“We Are Hacked” — Ukrainian Technos Hack Russian Media; Play Anti-War, Pro-Ukraine Songs In Embarrassment For Moscow

There were speculations that Russia would conduct aggressive cyber-warfare campaigns against Ukraine following its invasion of the country to disrupt its military and other critical communication.

Despite the passage of more than three months, Moscow has yet to demonstrate cyber capabilities capable of crippling Ukraine’s communication and other critical infrastructure, causing experts to cast doubt on Kremlin’s cyberwar capabilities.

On Wednesday (June 8), several European military cyber defense leaders concluded that Russia’s use of digital combat capabilities in their operation against Ukraine has been significantly less effective than predicted. 

“Among cybersecurity experts, we were pretty sure that there would be a cyber Pearl Harbor, based on past experience of Russian behavior and capabilities,” said General Karol Molenda, head of Poland’s National Cyber Security Centre. 

When Russia invaded Ukraine, there was a widespread belief that Russian hackers would easily disrupt Ukrainian communication links. However, for the most part of the country, Ukraine has managed to preserve internet and cell phone connectivity. 

Speaking at the International Cybersecurity Forum (FIC) in Lille, northern France, Gen Molenda made a similar statement, saying that Ukraine was prepared and had “withstood attacks from Russia.” 

This demonstrated, he claimed, that it was possible to prepare for a cyber conflict with Russia, which he described as “good at offensive capabilities but not so good at defense.”

He mentioned a number of cyber attacks that had occurred in the country, the majority of which were the work of independent hackers. 

Experts are baffled as to why the Russian government has not deployed cyber operations in a way that is clearly integrated with military units and intended to assist land or air forces in advance more smoothly. 

Lithuania’s head of cybersecurity, Colonel Romualdas Petkevicius, believed that Russia is “not ready to wage coordinated cyber and kinetic war.” He told AFP that there are “thousands” of cyber activities going on in Ukraine. “But, I don’t think they are well-planned.” 

File Image: Vladimir Putin and Sergey Shoigu

The head of France’s cyber defense force, General Didier Tisseyre, made a similar point regarding the gap between cyber attacks and Russia’s military offensive on the ground. 

“Maybe they didn’t manage to organize it the way they wanted to,” and their capacities “are not as strong as we imagine,” he said.

But, as he pointed out, the analysis of the conflict is complicated because independent hacking organizations have joined the fight, as well as firms like Microsoft and Starlink stepping in to help Ukraine.

The current cyber-conflict is akin to a rugby world cup “where all the teams are on the field without their distinctive jerseys.

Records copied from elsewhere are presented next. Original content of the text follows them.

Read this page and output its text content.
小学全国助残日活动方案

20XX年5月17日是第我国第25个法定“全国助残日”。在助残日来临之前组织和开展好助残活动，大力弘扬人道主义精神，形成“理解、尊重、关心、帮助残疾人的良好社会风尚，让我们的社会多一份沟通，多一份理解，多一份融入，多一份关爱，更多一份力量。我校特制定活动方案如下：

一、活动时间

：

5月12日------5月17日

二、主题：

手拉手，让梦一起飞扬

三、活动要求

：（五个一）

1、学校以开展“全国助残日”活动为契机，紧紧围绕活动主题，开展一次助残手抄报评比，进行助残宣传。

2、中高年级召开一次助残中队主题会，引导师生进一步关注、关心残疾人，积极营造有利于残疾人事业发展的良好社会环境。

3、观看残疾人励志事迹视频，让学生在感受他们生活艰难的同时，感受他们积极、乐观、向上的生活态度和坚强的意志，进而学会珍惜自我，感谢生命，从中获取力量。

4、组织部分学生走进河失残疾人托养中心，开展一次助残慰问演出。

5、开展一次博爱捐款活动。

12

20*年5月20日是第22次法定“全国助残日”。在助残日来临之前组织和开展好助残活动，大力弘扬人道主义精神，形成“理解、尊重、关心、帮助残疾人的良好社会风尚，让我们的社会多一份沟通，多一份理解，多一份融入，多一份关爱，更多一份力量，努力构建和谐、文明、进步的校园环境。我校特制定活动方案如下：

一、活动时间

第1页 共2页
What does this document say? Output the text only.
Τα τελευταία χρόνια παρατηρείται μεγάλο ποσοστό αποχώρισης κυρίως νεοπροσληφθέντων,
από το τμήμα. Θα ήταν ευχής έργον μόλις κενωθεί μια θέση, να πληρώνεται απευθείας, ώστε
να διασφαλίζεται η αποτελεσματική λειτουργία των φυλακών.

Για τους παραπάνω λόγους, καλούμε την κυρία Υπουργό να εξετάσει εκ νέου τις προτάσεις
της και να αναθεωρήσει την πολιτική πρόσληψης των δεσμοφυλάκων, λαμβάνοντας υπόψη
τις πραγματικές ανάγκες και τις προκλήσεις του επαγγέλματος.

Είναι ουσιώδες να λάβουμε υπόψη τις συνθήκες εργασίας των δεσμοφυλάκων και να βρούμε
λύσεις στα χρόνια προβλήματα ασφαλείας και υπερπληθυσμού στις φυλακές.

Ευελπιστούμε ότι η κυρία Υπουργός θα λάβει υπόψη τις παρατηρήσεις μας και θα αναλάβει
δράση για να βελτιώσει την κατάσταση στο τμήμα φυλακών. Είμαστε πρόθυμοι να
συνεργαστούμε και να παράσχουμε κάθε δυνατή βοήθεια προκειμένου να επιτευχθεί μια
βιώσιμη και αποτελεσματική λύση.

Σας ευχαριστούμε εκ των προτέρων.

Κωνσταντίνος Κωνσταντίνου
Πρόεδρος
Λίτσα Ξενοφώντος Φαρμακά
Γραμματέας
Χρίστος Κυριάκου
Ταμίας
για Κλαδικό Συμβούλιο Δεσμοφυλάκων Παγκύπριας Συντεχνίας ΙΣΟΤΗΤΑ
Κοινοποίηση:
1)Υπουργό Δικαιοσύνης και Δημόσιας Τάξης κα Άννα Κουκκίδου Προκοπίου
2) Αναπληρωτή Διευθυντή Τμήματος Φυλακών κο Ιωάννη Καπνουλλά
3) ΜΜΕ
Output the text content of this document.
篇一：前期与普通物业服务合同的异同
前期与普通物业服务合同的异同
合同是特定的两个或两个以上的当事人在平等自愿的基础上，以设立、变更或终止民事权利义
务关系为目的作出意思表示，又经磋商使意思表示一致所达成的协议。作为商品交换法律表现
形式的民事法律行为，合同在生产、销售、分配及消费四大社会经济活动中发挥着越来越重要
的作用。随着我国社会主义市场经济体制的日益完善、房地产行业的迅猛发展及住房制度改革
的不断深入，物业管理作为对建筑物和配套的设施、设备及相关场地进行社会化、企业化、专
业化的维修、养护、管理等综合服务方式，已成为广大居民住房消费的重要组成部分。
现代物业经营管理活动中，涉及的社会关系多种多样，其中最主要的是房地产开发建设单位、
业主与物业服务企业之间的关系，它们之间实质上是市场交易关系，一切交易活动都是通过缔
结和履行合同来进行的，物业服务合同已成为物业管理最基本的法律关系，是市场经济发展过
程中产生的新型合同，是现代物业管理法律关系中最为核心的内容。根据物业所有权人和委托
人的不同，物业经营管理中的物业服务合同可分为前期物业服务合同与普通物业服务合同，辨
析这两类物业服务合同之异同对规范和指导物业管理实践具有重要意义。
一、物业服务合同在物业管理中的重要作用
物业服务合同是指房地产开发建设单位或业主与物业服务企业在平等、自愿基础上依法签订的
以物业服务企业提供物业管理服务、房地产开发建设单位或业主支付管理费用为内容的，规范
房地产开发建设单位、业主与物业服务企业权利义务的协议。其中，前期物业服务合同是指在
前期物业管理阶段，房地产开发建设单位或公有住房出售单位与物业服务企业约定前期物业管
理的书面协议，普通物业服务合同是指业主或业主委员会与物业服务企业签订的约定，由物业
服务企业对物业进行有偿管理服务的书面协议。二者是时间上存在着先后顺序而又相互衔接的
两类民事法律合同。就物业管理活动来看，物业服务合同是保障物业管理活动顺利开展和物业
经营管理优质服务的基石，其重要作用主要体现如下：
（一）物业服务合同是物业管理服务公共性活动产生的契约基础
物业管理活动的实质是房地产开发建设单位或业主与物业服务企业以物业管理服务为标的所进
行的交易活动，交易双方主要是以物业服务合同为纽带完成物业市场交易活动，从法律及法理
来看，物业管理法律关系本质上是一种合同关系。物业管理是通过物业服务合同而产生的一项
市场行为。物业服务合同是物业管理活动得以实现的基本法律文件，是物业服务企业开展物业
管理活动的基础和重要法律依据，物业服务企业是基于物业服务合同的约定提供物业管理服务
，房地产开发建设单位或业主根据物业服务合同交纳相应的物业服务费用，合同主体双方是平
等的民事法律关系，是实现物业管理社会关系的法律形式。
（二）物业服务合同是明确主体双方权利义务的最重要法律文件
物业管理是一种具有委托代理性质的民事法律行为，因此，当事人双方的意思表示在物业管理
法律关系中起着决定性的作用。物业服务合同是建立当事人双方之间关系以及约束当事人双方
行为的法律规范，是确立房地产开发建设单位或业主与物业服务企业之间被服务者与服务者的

The public is on the field too, and you have to prevent tries from being scored.”

What About Ukraine? 

On the other hand, Ukrainian forces, as well as other independent hackers, are constantly attacking Russian websites and channels. Kyiv has even organized an “IT army” to fight against Russia-backed hackers.

Recently, Russia’s Kommersant FM’s midday newscast was abruptly interrupted by the Ukrainian national anthem ‘Oh, the Red Viburnum in the Meadow’ and a song called ‘We Don’t Need War’ by Russian rock group Nogu Svelo.

Kommersant FM is associated with the Kommersant newspaper, which covers politics and business. The radio broadcast had been hacked, according to Alexey Vorobyov, editor-in-chief of Kommersant FM. “We were really hacked,” he stated.

“Technical specialists are now finding out the origin of this attack, trying to do something with the internet stream.”

According to the BBC’s Francis Scarr, “Russian radio station Kommersant FM has been hacked and is currently playing Ukrainian and anti-war songs.” 

“Midway through a news bulletin not long ago, patriotic Ukrainian song Ой у лузі червонa калина started playing.” It’s the latest instance of anti-war messaging on pro-Kremlin radio. 

The most high-profile instance included Marina Ovsyannikova, 43, who disturbed a live TV program on Russia’s Channel One. The producer stood behind the main broadcaster, carrying a sign that read, “No to war, stop this war – propaganda lies to you.” 

Furthermore, thousands more screamed ‘F*** the war!’ last month at a rock event in Moscow, while a Russian priest was recently detained for stating military fighting in Ukraine would go to hell.

The Kremlin offensive has often been forced to reorganize its tactics following terrible defeats in crucial battles, with numerous generals reportedly killed.